16th June, 2029
Harry was seventeen when he died. It was a young age, but it was older than anyone expected him to live up to given the circumstances of all that he went through.
Harry didn’t know what people thought when they were dying. He had wondered about it a lot, ever since he was a child. He thought about it more and more as he lost the many people he loved along the way: Sirius, Remus, Headmaster Dumbledore, Professor Snape, Fred, Dobby, Tonks, Cedric. His parents. His parents all the time. What were they thinking when they died? How did they feel?
It was strange to think that he felt as if he had died wrong. As if he was doing it in a peculiar, unordinary way. Maybe it was because he felt relieved. He had thrown himself in front of dementors, had Basilisk venom running through his veins, fell from a tower’s height from his broom to his demise, and all he had felt was terror, denial, incompletion. He had never felt as right as he did when he was in that irreversible grey area between life and death, that area where it was inevitable, where he knew there was no way he could survive.
He did not, for possibly the first time since he started his own army of children as old as he, think of anyone but himself. He did not think of all that he was leaving behind. He did not think of the world that would have surely fallen to darkness without him. He did not think of the war they would lose. He did not think of those he would leave. He did not think of his soulmates and greatest allies, Hermione and Ron, the only two who he could trust with such full surety. He did not think of the girl he was in love with, the future he was giving up with her, nor her future as well. He did not think of his friends. He did not think of his enemies either, not Voldemort or Bellatrix or Lucius or anyone who had crossed or betrayed him, who had set out to kill or control him. He did not think of those he could meet too, so unlike the times he stayed up dreaming of the moment the world will be safe enough for him to die so he could be reunited with those he longed for so much. He did not even think of his parents.
There was only him, and he was fulfilled.
It was so peaceful, death.
But he was the Boy who Lived, and how could one be the Boy who Lived if he didn’t conquer even that?
Harry is forty-eight now, going on forty-nine. He is a husband. He is a father of three children, just grown out of their teenage years. He is a wizarding hero. He saved the world.
Now the world doesn’t need saving. The world doesn’t need him.
Harry awakes to the sound of his wife screaming for Lily to wake him up. He squeezes his eyes shut as if this will expel reality and the chaos of home life from his mind, but he hears his daughter’s heavy footsteps thundering down the hallway not too long after.
“Dad!” Lily calls, loud enough that it would be unrealistic if Harry tries to continue to pretend he is asleep. “Dad, Mum’s calling for you. She wants you ready soon for when Teddy comes to visit.”
“Alright, I’ll be down,” he says tiredly, and Lily disappears not a moment after.
He wants to stretch his back, his legs, his arms. He feels so rustic now, like a porcelain antique. It’s almost laughable if he wasn’t the one feeling how badly age was affecting him. His reflexes were slow, and his mind, even slower. It pissed Ginny off a lot.
Harry wants to brush his teeth. He also wants to search for his slippers, because his feet have grown sensitive in the mornings now, for reasons he cannot place.
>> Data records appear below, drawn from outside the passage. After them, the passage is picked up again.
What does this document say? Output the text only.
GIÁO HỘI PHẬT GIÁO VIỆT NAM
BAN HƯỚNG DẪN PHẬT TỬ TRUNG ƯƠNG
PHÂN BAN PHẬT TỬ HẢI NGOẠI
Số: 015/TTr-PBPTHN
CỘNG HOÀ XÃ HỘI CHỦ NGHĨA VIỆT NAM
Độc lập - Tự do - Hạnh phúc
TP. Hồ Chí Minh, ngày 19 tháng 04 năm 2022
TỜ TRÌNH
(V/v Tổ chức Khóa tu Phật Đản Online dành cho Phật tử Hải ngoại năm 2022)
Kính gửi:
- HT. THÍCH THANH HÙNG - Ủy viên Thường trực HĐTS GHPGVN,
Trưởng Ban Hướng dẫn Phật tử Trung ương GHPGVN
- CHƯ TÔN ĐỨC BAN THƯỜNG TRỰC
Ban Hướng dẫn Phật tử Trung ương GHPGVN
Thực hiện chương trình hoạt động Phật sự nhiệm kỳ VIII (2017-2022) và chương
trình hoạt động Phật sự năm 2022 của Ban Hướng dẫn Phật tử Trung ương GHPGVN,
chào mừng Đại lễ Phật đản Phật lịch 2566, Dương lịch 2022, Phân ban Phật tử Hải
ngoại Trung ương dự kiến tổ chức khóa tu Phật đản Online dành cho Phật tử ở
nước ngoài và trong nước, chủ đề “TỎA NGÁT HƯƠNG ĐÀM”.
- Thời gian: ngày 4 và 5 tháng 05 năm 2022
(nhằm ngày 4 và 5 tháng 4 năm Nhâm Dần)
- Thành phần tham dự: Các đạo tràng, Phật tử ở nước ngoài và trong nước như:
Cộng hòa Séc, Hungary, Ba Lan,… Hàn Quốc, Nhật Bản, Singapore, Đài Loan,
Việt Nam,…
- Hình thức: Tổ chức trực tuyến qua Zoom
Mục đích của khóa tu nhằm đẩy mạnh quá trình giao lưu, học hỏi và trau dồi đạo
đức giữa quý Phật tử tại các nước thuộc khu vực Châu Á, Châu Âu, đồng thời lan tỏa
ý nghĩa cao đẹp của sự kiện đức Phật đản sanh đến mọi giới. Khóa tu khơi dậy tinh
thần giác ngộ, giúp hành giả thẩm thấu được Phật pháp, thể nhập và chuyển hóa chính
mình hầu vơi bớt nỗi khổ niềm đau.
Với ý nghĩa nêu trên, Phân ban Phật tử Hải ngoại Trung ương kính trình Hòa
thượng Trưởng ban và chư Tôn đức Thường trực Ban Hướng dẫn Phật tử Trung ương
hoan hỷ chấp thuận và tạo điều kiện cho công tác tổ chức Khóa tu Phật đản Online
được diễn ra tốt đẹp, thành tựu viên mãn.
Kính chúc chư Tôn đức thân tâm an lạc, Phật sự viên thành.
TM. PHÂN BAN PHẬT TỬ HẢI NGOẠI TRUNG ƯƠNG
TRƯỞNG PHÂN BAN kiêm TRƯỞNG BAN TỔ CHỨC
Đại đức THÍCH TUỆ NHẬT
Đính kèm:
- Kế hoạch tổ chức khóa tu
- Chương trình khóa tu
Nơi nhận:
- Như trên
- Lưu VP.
He knows he has morning breath as well.
Most importantly, Harry wants to lay back in bed and continue to pretend to be asleep. As messed up as it sounds, dreams of death are more peaceful than the average dreamless slumber. Dreams of death are where his mind can be quietened. Dreams of death are a blessing to him.
But age affects everyone differently. And dried out marriages. And Ginny’s impatience has only doubled over the years.
He decides he does not want to test her tolerance. He decides he doesn’t want to fight this early in the morning. He decides he will just do whatever she asks of him without any comment, and hopefully she’ll let him go early and he can go ‘take a nap’ before his godson arrives.
Harry sits up, puts his feet to the ground and ignores how strikingly cold the floorboards feel, and then he stands, ignoring the wooziness that comes from how sleepy he is, and makes his way downstairs to where Ginny needs him.
Harry thinks, and he’ll never, ever say it to anyone, but he thinks that day when he was killed, he should’ve stayed dead. He really should’ve stayed dead.